Four years ago, Paramore released Brand New Eyes. Any fan of the band knew that the five piece from Franklin, Tennessee had suffered a near break up in the years leading up the album. We thought maybe that everything had been put right and that the band was past their creative combat.
Two years ago, we found out that was not so, and that founding members Josh and Zac Farro had left the band. It was an especially bitter break-up on the Farro's end, calling the band a manufactured label product, and also citing religious problems within the band.
However, remaining members Taylor York (guitar), Jeremy Davis (bass), and Hayley Williams decided to keep on trucking, but decided to keep it as low key as you can when you're a legend in the rock community. They released a song for one of the Transformers films, toured South America a couple times, and recorded in the downtime. And then, almost out of the blue, the single "Now" was released with the album on the way.
I wasn't particularly impressed by "Now", but it's usually the case with Paramore that I don't like their singles as much as I like their album material.
That proves to be true with this album. Not only does "Now" work better in context with the album, but the songs form a future we could never have imagined of this band.
The sound is definitely different than what we're used to with quite a few throwbacks to Riot!. There's a lot of poppy sounding licks, but the lyrics are brutally honest, occasionally somber, and also what we're not quite used to.

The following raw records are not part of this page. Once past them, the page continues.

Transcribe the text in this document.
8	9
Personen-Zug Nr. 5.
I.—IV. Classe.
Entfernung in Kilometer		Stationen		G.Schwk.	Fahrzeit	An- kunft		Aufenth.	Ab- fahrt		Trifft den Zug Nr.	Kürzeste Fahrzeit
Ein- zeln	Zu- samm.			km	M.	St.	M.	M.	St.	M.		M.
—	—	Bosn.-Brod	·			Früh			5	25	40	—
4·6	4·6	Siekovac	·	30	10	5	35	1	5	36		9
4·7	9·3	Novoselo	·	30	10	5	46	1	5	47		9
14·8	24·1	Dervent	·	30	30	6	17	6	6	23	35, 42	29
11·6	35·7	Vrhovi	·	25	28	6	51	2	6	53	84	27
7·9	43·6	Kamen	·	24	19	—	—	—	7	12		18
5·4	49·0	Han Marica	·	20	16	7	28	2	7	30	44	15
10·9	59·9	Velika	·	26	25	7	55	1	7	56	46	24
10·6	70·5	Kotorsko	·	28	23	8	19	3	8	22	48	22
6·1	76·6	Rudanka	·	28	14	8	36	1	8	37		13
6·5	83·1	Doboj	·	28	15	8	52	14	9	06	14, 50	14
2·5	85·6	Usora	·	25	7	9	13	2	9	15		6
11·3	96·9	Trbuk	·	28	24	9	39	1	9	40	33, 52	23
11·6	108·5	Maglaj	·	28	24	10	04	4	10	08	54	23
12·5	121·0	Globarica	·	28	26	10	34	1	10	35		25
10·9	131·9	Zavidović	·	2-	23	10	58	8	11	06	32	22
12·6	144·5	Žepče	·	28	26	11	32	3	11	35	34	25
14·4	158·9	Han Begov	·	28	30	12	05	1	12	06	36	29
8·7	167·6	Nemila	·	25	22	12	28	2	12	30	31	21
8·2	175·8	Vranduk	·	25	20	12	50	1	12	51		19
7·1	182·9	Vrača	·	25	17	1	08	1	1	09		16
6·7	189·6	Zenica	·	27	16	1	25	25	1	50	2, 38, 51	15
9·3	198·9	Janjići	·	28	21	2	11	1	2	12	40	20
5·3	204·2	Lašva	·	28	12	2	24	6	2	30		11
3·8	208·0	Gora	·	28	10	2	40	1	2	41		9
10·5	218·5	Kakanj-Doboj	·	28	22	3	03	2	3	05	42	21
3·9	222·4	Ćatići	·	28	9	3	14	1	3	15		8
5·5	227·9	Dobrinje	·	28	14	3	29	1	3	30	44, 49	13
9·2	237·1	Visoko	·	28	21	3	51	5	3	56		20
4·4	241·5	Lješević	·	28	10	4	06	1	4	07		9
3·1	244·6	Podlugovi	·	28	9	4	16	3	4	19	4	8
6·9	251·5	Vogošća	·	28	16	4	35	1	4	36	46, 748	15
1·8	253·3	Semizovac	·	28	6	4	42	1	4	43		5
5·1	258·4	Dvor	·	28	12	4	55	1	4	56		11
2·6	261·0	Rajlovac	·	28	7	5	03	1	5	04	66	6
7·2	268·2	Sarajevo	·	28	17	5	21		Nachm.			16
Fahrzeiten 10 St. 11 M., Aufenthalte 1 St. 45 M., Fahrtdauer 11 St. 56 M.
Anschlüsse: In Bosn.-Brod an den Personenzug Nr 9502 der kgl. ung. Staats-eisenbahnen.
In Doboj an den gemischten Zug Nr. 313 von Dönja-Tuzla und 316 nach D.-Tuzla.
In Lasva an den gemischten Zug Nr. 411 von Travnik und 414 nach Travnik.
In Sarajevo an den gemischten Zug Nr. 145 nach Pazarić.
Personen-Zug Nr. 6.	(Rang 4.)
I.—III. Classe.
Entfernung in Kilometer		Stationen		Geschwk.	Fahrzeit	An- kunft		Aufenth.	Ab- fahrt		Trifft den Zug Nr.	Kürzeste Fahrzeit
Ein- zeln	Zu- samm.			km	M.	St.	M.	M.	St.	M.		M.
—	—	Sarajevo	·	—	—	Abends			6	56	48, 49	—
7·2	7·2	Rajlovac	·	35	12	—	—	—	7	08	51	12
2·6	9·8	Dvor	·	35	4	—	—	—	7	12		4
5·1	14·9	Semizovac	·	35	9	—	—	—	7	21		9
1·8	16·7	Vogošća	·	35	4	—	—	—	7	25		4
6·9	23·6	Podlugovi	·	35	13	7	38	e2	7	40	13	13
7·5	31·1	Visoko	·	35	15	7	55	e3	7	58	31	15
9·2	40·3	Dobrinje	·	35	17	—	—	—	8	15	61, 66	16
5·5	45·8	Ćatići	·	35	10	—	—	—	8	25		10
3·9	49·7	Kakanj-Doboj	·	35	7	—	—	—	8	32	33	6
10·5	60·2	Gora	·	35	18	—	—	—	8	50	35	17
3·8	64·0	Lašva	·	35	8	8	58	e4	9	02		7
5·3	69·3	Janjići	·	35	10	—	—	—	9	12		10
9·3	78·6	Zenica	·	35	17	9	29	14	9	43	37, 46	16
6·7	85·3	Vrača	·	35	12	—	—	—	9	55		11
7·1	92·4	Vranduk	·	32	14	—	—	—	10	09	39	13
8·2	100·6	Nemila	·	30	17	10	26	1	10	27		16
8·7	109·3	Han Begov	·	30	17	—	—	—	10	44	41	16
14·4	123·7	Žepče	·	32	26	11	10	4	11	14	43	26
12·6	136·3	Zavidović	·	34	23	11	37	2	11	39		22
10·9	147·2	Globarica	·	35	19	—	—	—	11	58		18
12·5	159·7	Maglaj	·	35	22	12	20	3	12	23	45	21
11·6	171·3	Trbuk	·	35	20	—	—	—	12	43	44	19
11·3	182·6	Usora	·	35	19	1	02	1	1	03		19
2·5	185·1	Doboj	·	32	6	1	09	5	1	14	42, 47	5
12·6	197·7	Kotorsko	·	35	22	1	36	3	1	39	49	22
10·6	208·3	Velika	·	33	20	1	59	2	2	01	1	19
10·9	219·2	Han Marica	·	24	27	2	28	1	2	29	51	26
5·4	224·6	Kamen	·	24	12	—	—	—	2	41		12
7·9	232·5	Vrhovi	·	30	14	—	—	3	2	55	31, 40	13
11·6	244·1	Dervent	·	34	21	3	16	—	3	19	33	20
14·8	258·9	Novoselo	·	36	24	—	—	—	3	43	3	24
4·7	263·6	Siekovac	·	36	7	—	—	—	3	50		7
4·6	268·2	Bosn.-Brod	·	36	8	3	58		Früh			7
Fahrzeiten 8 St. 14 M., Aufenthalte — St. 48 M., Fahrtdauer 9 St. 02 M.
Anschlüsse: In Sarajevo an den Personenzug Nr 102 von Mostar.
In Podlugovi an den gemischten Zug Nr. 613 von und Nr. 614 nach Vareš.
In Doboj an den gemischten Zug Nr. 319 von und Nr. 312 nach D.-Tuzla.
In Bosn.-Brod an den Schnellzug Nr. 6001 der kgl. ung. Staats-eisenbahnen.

The lyrical tone is in turns bitter, fun, and matured from past releases. Hayley sounds less like a teenager now, probably because she's not anymore, and that really shows in the tone of the album. And the band certainly aren't skirting around their near break-up. There are quite a few songs on the record that are almost personal jabs at the brothers Farro. Songs like "Fast In My Car", "Anklebiters", and the aptly titled "Grow Up" along with "Now" are easily the most angry on the album, recalling in part the teenage angst of albums past.
The band's musical prowess has definitely increased in the midst of the breakup. Jeremy exhibits some pretty tasty bass licks throughout and the guitar riffs have a distinctly different taste than Josh's, but still are interestingly musically and to the casual listener. It's different. And the production is smooth, and really puts the new pace and tone into the spotlight.
Then there are some more slowpaced, and even sweetly romantic songs on the album, like "Hate To See Your Heartbreak" which experiments with a gorgeous string section and takes a few cues from the band's biggest mega hit "The Only Exception", and the more upbeat "Still Into You", which is probably the happiest song the band has ever put out.
There are tinges of electronica on this record, and that's definitely going to turn some longtime fans off to the album, but it almost feels like the band is challenging you to grow up with them too. The teenagers who found Paramore in their Riot! and even Brand New Eyes cycles are now older. They're growing up too. It's strange how the audience is mirroring the band.
I won't deny that I miss the old Paramore, but this new album is definitely one of my favorite recent releases. For all you hesitant fans out there, give it a shot, you might find some startlingly good, catchy, and utterly awesome new songs. Two thumbs up.